A teenager gave her a sudden hard push and she sat down on the bags with a surprised grunt. “Stop saying that, you old bag! Stop rappin that crazy bullshit!”
“Please!” Norton yelled. “If we just wait a few moments until it blows over and we can see—”
A babble of conflicting shouts greeted this.
“He’s right,” I said, shouting to be heard over the noise. “Let’s just try to keep cool.”
“I think that was an earthquake,” a bespectacled man said. His voice was soft, with awe, fear, or both. In one hand he held a package of hamburger and a bag of buns. The other hand was holding the hand of a little girl, maybe a year younger than Billy. “I really think that was an earthquake.”
“They had one over in Naples four years ago,” a fat local man said. “That was in Casco,” his wife contradicted immediately. She spoke in the unmistakable tones of a veteran contradictor.
“Naples,” the fat local man said, but with less assurance.
“Casco,” his wife said firmly, and he gave up.
Somewhere a can that had been jostled to the very edge of its shelf by the thump, earthquake, whatever it had been, fell off with a delayed clatter. Billy burst into tears. “I want to go home! I want my MOTHER!”
“Can’t you shut that kid up?” Bud Brown asked. His eyes were darting rapidly but aimlessly from place to place.
“Would you like a shot in the teeth, motormouth?” I asked him.
“Come on, Dave, that’s not helping,” Norton said distractedly.
“I’m sorry,” the woman who had screamed earlier said. “I’m sorry, but I can’t stay here. I’ve got to get home and see to my kids.”
She looked around at us, a blonde woman with a tired, pretty face.
“Wanda’s looking after little Victor, you see.
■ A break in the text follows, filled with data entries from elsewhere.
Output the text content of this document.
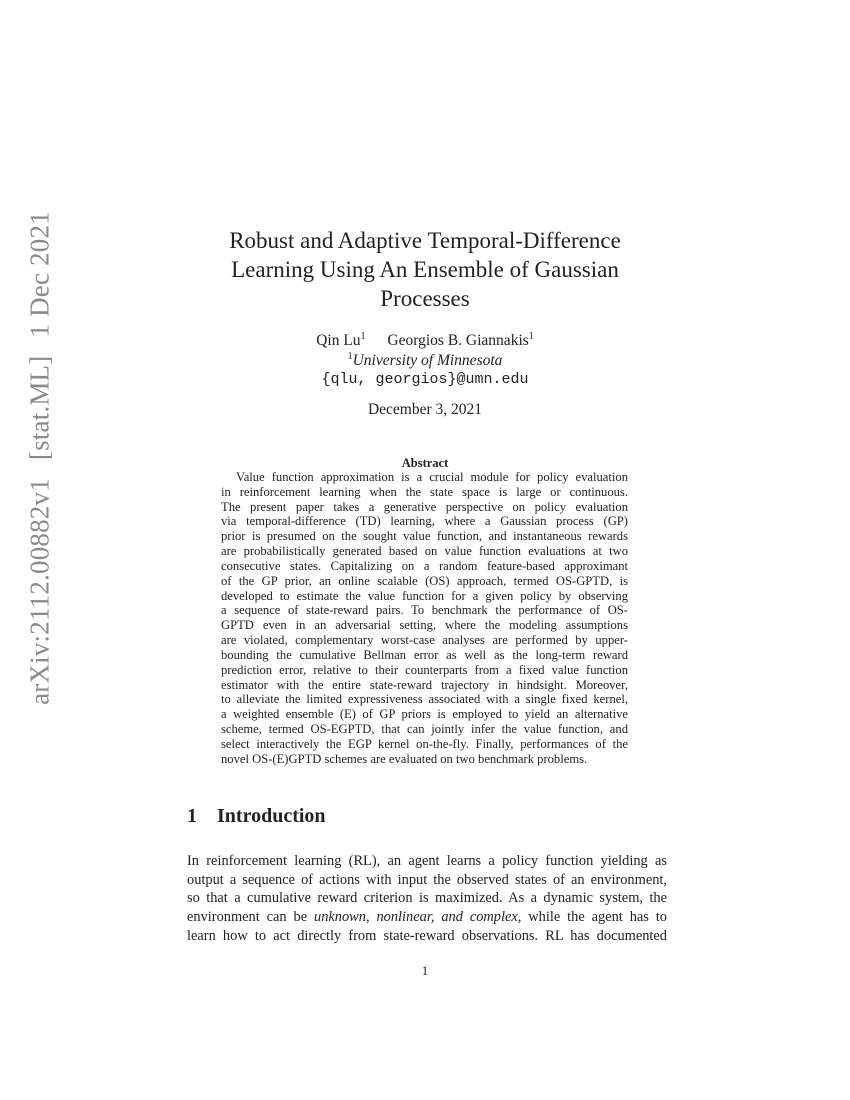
arXiv:2112.00882v1[stat.ML]1 Dec 2021	Robust and Adaptive Temporal-Difference
Learning Using An Ensemble of Gaussian
Processes
Qin Lu$^1$ Georgios B. Giannakis$^1$
$^1$University of Minnesota
{qlu, georgios}@umn.edu
December 3, 2021
Abstract
Value function approximation is a crucial module for policy evaluation
in reinforcement learning when the state space is large or continuous.
The present paper takes a generative perspective on policy evaluation
via temporal-difference (TD) learning, where a Gaussian process (GP)
prior is presumed on the sought value function, and instantaneous rewards
are probabilistically generated based on value function evaluations at two
consecutive states. Capitalizing on a random feature-based approximant
of the GP prior, an online scalable (OS) approach, termed OS-GPTD, is
developed to estimate the value function for a given policy by observing
a sequence of state-reward pairs. To benchmark the performance of OS-
GPTD even in an adversarial setting, where the modeling assumptions
are violated, complementary worst-case analyses are performed by upper-
bounding the cumulative Bellman error as well as the long-term reward
prediction error, relative to their counterparts from a fixed value function
estimator with the entire state-reward trajectory in hindsight. Moreover,
to alleviate the limited expressiveness associated with a single fixed kernel,
a weighted ensemble (E) of GP priors is employed to yield an alternative
scheme, termed OS-EGPTD, that can jointly infer the value function, and
select interactively the EGP kernel on-the-fly. Finally, performances of the
novel OS-(E)GPTD schemes are evaluated on two benchmark problems.
1 Introduction
In reinforcement learning (RL), an agent learns a policy function yielding as
output a sequence of actions with input the observed states of an environment,
so that a cumulative reward criterion is maximized. As a dynamic system, the
environment can be unknown, nonlinear, and complex, while the agent has to
learn how to act directly from state-reward observations. RL has documented
1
Wanda’s only eight and somet
imes she forgets… forgets she’s supposed to be… well, watching him, you know. And little Victor… he likes to turn on the stove burners to see the little red light come on… he likes that light… and sometimes he pulls out the plugs… little Victor does… and Wanda gets… bored watching him after a while… she’s just eight…” She stopped talking and just looked at us. I imagine that we must have looked like nothing but a bank of merciless eyes to her right then, not human beings at all, just eyes. “Isn’t anyone going to help me?” she screamed. Her lips began to tremble. “Won’t… won’t anybody here see a lady home?”
No one replied. People shuffled their feet. She looked from face to face with her own broken face. The fat local man took a hesitant half-step forward and his wife jerked him back with one quick tug, her hand clapped over his wrist like a manacle.
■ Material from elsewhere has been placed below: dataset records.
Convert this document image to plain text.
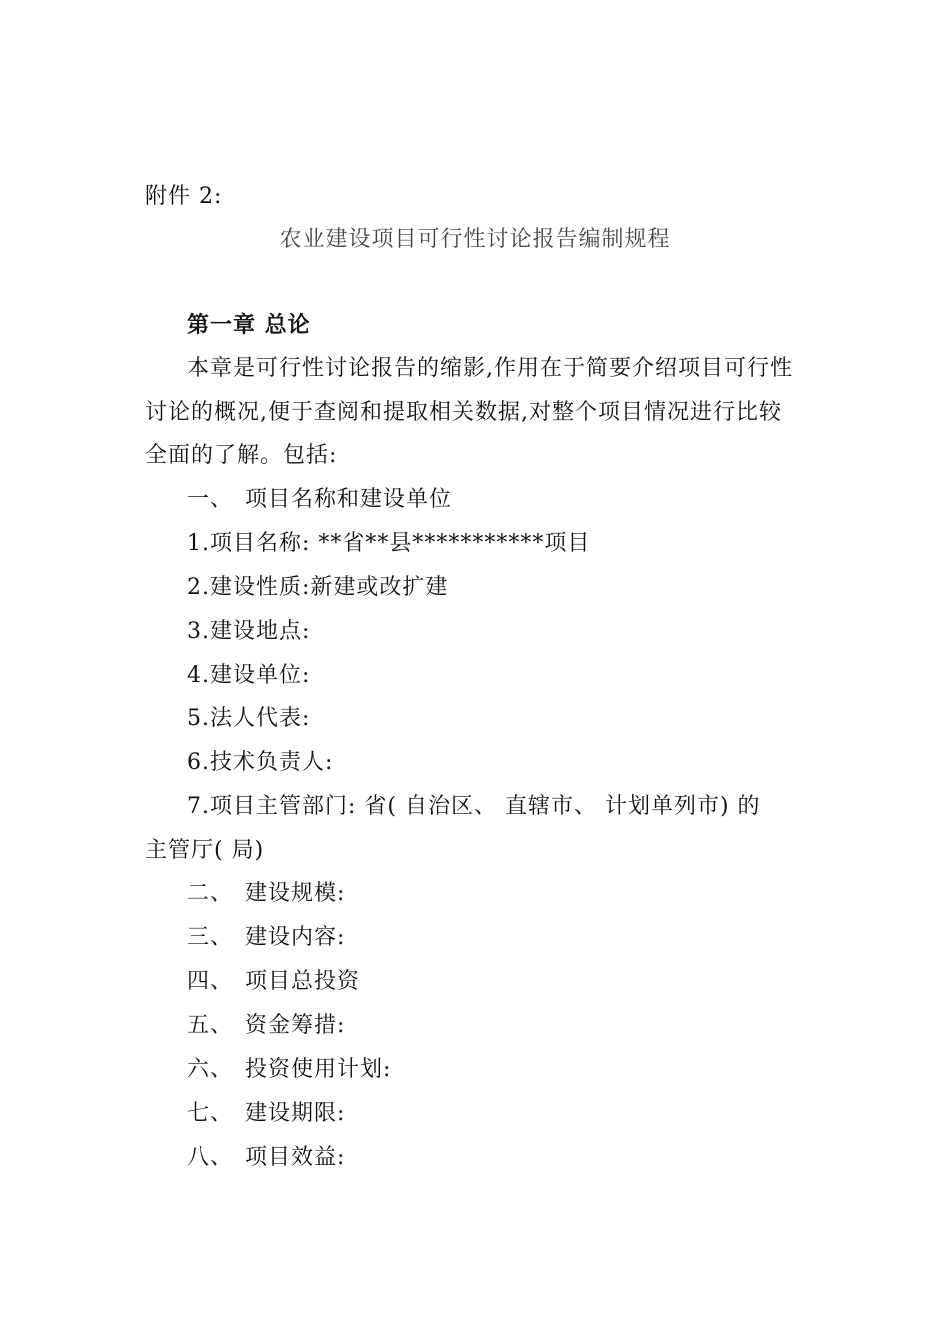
附件 2:
农业建设项目可行性讨论报告编制规程
第一章 总论
本章是可行性讨论报告的缩影,作用在于简要介绍项目可行性
讨论的概况,便于查阅和提取相关数据,对整个项目情况进行比较
全面的了解。包括:
一、 项目名称和建设单位
1.项目名称: **省**县***********项目
2.建设性质:新建或改扩建
3.建设地点:
4.建设单位:
5.法人代表:
6.技术负责人:
7.项目主管部门: 省( 自治区、 直辖市、 计划单列市) 的
主管厅( 局)
二、 建设规模:
三、 建设内容:
四、 项目总投资
五、 资金筹措:
六、 投资使用计划:
七、 建设期限:
八、 项目效益:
“You?” the blonde woman asked Ollie. He shook his head. “You?” she said to Bud. He put his hand over the Texas Instruments calculator on the counter and made no reply. “You?” she said to Norton, and Norton began to say something in his big lawyer’s voice, something about how no one should go off half-cocked, and… and she dismissed him and Norton just trailed off.
“You?” she said to me, and I picked Billy up again and held him in my arms like a shield to ward off her terrible broken face.
“I hope you all rot in hell,” she said. She didn’t scream it. Her voice was dead tired. She went to the OUT door and pulled it open, using both hands. I wanted to say something to her, call her back, but my mouth was too dry.
“Aw, lady, listen—” the teenage kid who had shouted at Mrs. Carmody began. He held her arm. She looked down at his hand and he let her go, shamefaced. She slipped out into the fog. We watched her go and no one said anything. We watched the fog overlay her and make her insubstantial, not a human being anymore but a pen-and-ink sketch of a human being done on the world’s whitest paper, and no one said anything. For a moment it was like the letters of the KEEP RIGHT sign that had seemed to float on nothingness; her arms and legs and pallid blonde hair were all gone and only the misty remnants of her red summer dress remained, seeming to dance in white limbo. Then her dress was gone, too, and no one said anything.